Nel caso di mancata impugnazione della risoluzione del contratto, la causa di esclusione dura tre anni dalla conclusione del procedimento amministrativo

Consiglio di Stato, sentenza n. 2895 del 6 maggio 2019

La giurisprudenza amministrativa ha, invero, ritenuto contrastante con il principio di proporzionalità una esclusione che trovi fondamento in una risoluzione in danno dell’impresa adottata più di tre anni prima della pubblicazione del bando di gara, ed ha individuato nel lasso temporale triennale un limite coerente con l’applicazione di tale principio di derivazione eurounitaria (Tar Lombardia, sez. IV, 23 marzo 2017, n. 705).
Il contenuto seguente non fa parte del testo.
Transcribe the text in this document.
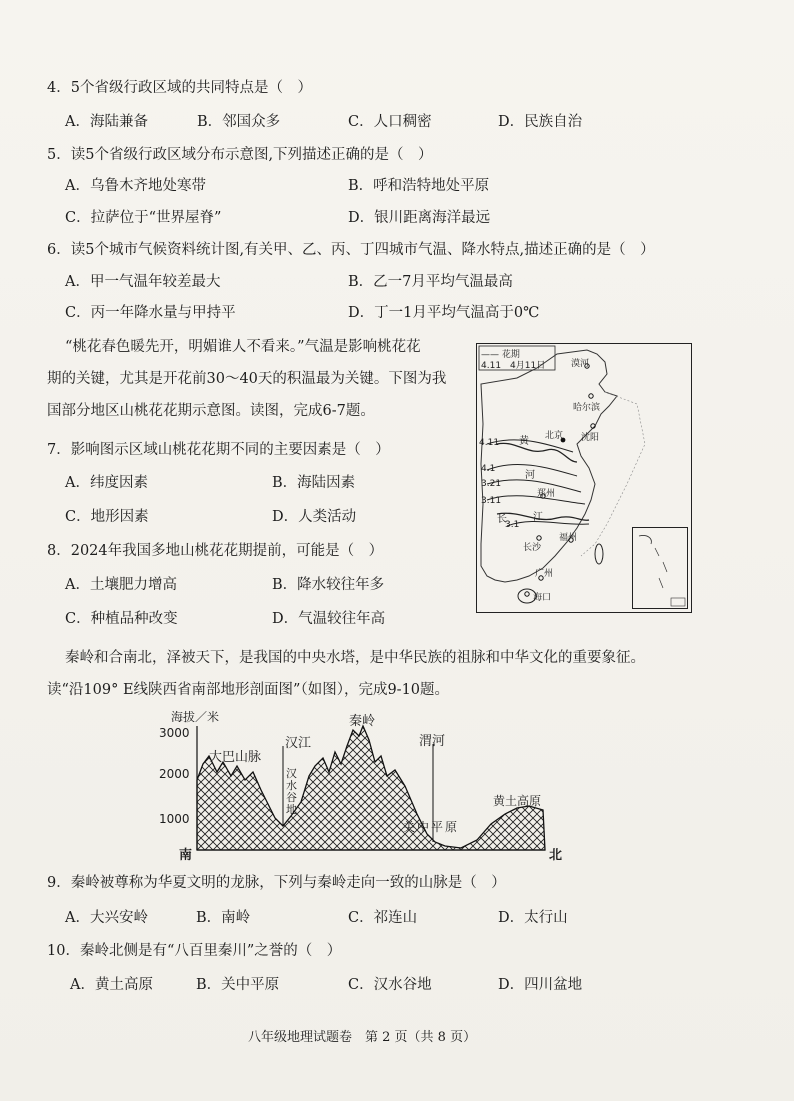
4．5个省级行政区域的共同特点是（　）
A．海陆兼备	B．邻国众多	C．人口稠密	D．民族自治
5．读5个省级行政区域分布示意图,下列描述正确的是（　）
A．乌鲁木齐地处寒带	B．呼和浩特地处平原
C．拉萨位于“世界屋脊”	D．银川距离海洋最远
6．读5个城市气候资料统计图,有关甲、乙、丙、丁四城市气温、降水特点,描述正确的是（　）
A．甲一气温年较差最大	B．乙一7月平均气温最高
C．丙一年降水量与甲持平	D．丁一1月平均气温高于0℃
“桃花春色暖先开，明媚谁人不看来。”气温是影响桃花花
期的关键，尤其是开花前30～40天的积温最为关键。下图为我
国部分地区山桃花花期示意图。读图，完成6-7题。
7．影响图示区域山桃花花期不同的主要因素是（　）
A．纬度因素	B．海陆因素
C．地形因素	D．人类活动
8．2024年我国多地山桃花花期提前，可能是（　）
A．土壤肥力增高	B．降水较往年多
C．种植品种改变	D．气温较往年高
—— 花期
4.11　4月11日	漠河
哈尔滨
沈阳
北京
郑州
长沙
福州
广州
海口
4.11
4.1
3.21
3.11
3.1
黄
河
长	江
秦岭和合南北，泽被天下，是我国的中央水塔，是中华民族的祖脉和中华文化的重要象征。
读“沿109° E线陕西省南部地形剖面图”（如图），完成9-10题。
海拔／米
3000
2000
1000
南	北
大巴山脉
汉江
汉水谷地
秦岭
渭河
关中平原
黄土高原
9．秦岭被尊称为华夏文明的龙脉，下列与秦岭走向一致的山脉是（　）
A．大兴安岭	B．南岭	C．祁连山	D．太行山
10．秦岭北侧是有“八百里秦川”之誉的（　）
A．黄土高原	B．关中平原	C．汉水谷地	D．四川盆地
八年级地理试题卷　第 2 页（共 8 页）
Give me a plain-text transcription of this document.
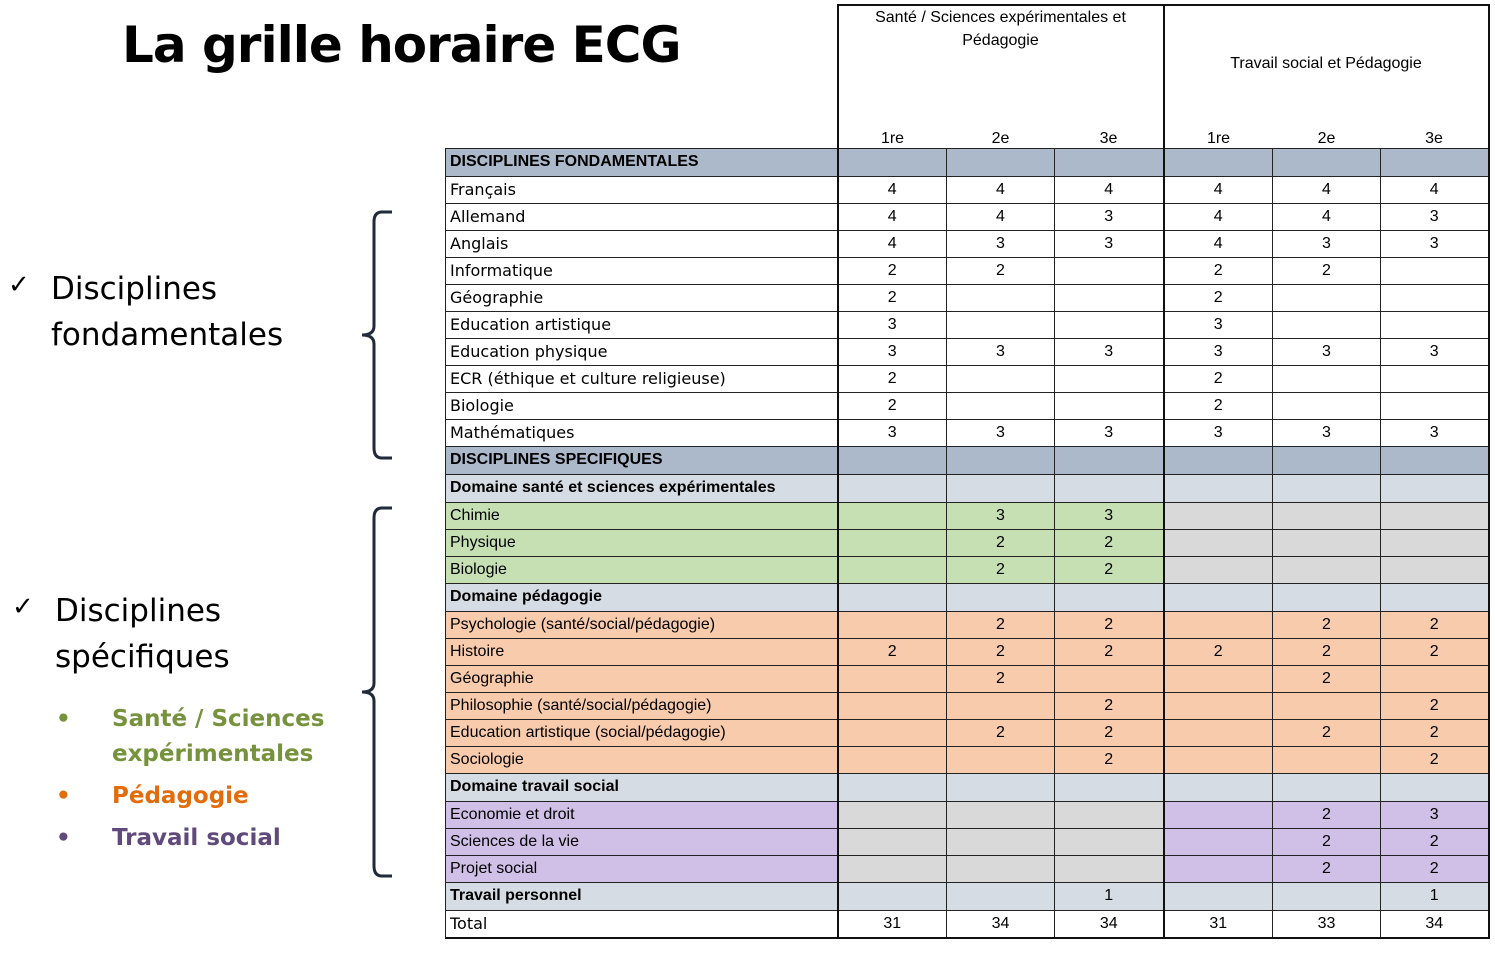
La grille horaire ECG
✓ Disciplines
fondamentales
✓ Disciplines
spécifiques
• Santé / Sciences expérimentales
• Pédagogie
• Travail social
	Santé / Sciences expérimentales et Pédagogie			Travail social et Pédagogie		
	1re	2e	3e	1re	2e	3e
DISCIPLINES FONDAMENTALES						
Français	4	4	4	4	4	4
Allemand	4	4	3	4	4	3
Anglais	4	3	3	4	3	3
Informatique	2	2		2	2	
Géographie	2			2		
Education artistique	3			3		
Education physique	3	3	3	3	3	3
ECR (éthique et culture religieuse)	2			2		
Biologie	2			2		
Mathématiques	3	3	3	3	3	3
DISCIPLINES SPECIFIQUES						
Domaine santé et sciences expérimentales						
Chimie		3	3			
Physique		2	2			
Biologie		2	2			
Domaine pédagogie						
Psychologie (santé/social/pédagogie)		2	2		2	2
Histoire	2	2	2	2	2	2
Géographie		2			2	
Philosophie (santé/social/pédagogie)			2			2
Education artistique (social/pédagogie)		2	2		2	2
Sociologie			2			2
Domaine travail social						
Economie et droit					2	3
Sciences de la vie					2	2
Projet social					2	2
Travail personnel			1			1
Total	31	34	34	31	33	34
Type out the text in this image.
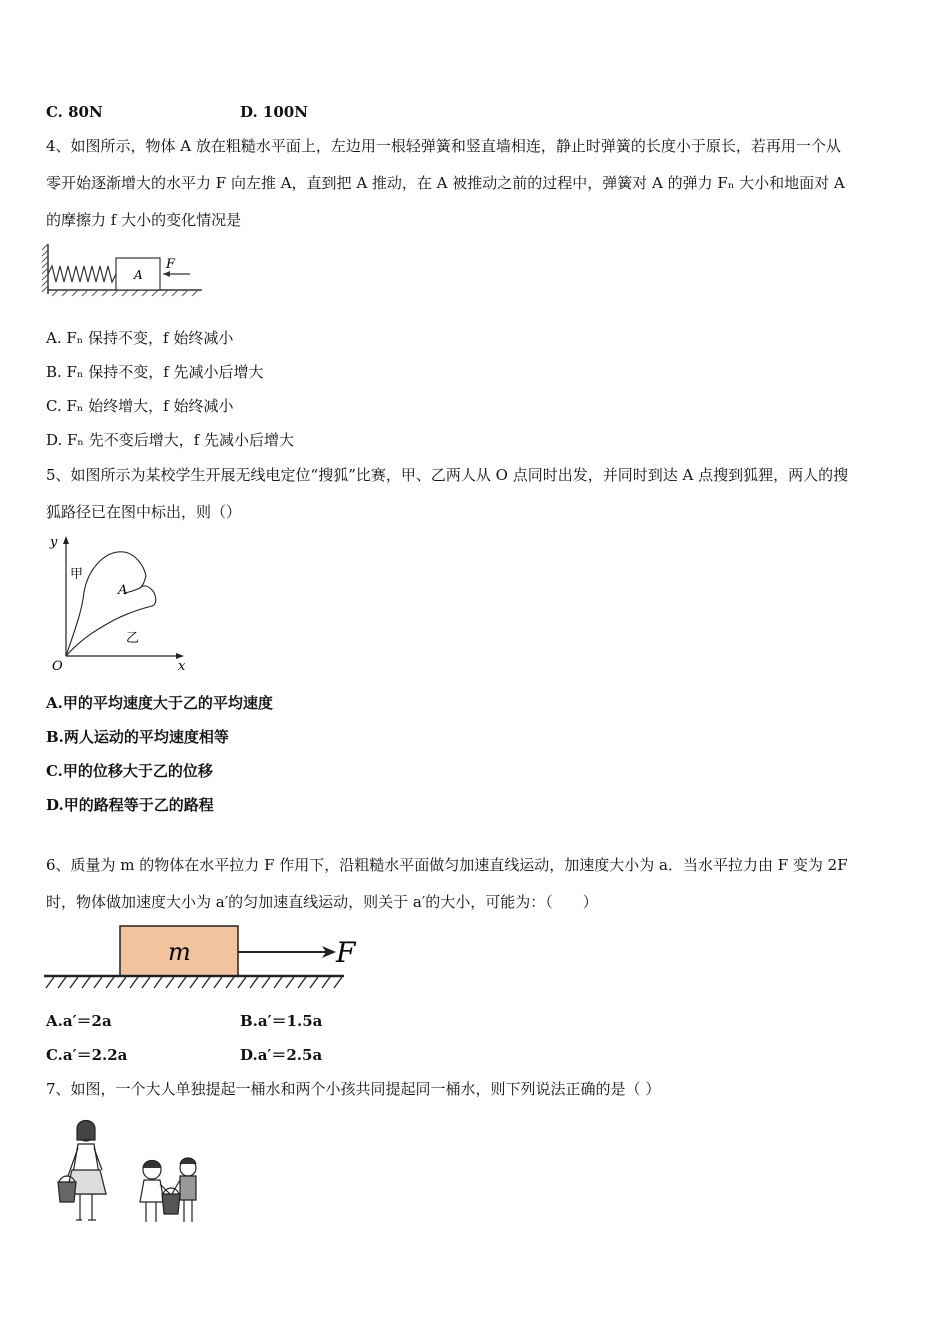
C. 80N	D. 100N
4、如图所示，物体 A 放在粗糙水平面上，左边用一根轻弹簧和竖直墙相连，静止时弹簧的长度小于原长，若再用一个从
零开始逐渐增大的水平力 F 向左推 A，直到把 A 推动，在 A 被推动之前的过程中，弹簧对 A 的弹力 Fₙ 大小和地面对 A
的摩擦力 f 大小的变化情况是
A
F
A. Fₙ 保持不变，f 始终减小
B. Fₙ 保持不变，f 先减小后增大
C. Fₙ 始终增大，f 始终减小
D. Fₙ 先不变后增大，f 先减小后增大
5、如图所示为某校学生开展无线电定位“搜狐”比赛，甲、乙两人从 O 点同时出发，并同时到达 A 点搜到狐狸，两人的搜
狐路径已在图中标出，则（）
y
x
O
甲
A
乙
A.甲的平均速度大于乙的平均速度
B.两人运动的平均速度相等
C.甲的位移大于乙的位移
D.甲的路程等于乙的路程
6、质量为 m 的物体在水平拉力 F 作用下，沿粗糙水平面做匀加速直线运动，加速度大小为 a．当水平拉力由 F 变为 2F
时，物体做加速度大小为 a′的匀加速直线运动，则关于 a′的大小，可能为：（　　）
m	F
A.a′＝2a	B.a′＝1.5a
C.a′＝2.2a	D.a′＝2.5a
7、如图，一个大人单独提起一桶水和两个小孩共同提起同一桶水，则下列说法正确的是（ ）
Il riferimento alla definitività dell’accertamento (peraltro inesistente nel disposto dell’art. 57, § 7, della direttiva 2014/24/UE) va, dunque, inteso nel senso che il termine decorre da quando è stato adottato l’atto definitivo, cioè di conclusione del procedimento di risoluzione.
Del tutto illogico risulterebbe, invero, prevedere un limite temporale di durata della causa di esclusione nel caso in cui la stessa sia stata oggetto di impugnazione (decorrente dalla sentenza definitiva) e invece non prevederlo nel caso di mancata impugnazione, lasciando dunque che la causa possa operare a tempo indeterminato. Nel secondo caso bisognerebbe, semmai, riservare un trattamento migliore a chi non si è opposto alla risoluzione con l’impugnazione, come ad esempio nell’ipotesi disciplinata dall’art. 16 della legge n. 689 del 1981, che permette il pagamento di una sanzione in misura ridotta (la cosiddetta “oblazione”) a chi non impugna l’accertamento dell’infrazione di una violazione di una norma in materia di fattispecie depenalizzate.